Weil wir lokal ansässig sind und die Immobilienmärkte in diesem Rahmen sehr genau verfolgen, erkennen wir frühzeitig, wo genau in der Region St.Gallen Verdichtungspotenzial vorhanden ist und können entsprechend schnell mit Entwicklungsprojekten reagieren. Das Nachverdichtungspotenzial in der Bauzone ist meines Erachtens derzeit immens, in der Talsohle der Stadt St.Gallen etwa könnten wir problemlos Gebäude aufstocken. Wir brauchen keine neuen Einzonungen mehr, sonst zerstören wir unsere Landschaft, die ja unser wichtigstes Kapital ist. Folglich ist das Gebot der Stunde, dass wir näher zusammenrücken müssen.

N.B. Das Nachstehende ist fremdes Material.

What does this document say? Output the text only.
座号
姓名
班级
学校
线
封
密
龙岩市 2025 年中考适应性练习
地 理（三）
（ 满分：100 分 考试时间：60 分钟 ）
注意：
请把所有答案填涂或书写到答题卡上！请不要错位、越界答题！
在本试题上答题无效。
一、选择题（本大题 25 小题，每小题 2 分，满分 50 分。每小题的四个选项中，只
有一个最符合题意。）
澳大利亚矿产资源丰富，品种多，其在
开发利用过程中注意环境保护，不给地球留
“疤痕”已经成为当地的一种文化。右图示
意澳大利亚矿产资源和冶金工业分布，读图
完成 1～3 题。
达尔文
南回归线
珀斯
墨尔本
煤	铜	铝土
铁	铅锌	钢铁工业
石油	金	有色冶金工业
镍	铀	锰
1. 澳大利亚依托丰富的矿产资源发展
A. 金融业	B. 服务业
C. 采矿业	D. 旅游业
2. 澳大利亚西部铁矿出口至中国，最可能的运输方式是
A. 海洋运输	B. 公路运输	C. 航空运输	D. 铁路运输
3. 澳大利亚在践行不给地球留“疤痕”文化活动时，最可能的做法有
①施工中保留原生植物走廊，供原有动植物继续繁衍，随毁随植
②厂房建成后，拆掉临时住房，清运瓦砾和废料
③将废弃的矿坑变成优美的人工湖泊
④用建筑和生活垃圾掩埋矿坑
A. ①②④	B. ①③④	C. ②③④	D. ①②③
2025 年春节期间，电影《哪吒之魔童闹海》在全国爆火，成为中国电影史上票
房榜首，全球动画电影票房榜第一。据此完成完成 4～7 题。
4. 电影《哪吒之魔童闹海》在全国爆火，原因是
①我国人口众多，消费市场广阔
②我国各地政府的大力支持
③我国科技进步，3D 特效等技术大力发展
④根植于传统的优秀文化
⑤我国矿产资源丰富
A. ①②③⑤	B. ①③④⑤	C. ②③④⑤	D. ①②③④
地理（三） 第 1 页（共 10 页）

Eine Mehrheit der Stimmberechtigten hat zwar zugestimmt, möchte aber bei sich selber trotzdem grosszügige Aussenräume und bloss keinen Schattenwurf. Wo sehen Sie die grössten Herausforderungen bei der inneren Verdichtung?
Es lässt sich heutzutage feststellen, dass es für die Verdichtung in der Öffentlichkeit einen breiten Konsens gibt. Wenn allerdings befürchtet wird, dass die individuelle Wohnsituation dadurch beeinträchtigt werden könnte, dann ist mit einer Flut von Einsprachen zu rechnen. Das kann wichtige Nachverdichtungsprojekte über Jahre verzögern. In Hinblick auf diese «Einsprachenkultur» müsste meiner Meinung nach der Gesetzgeber unbedingt regulierend eingreifen.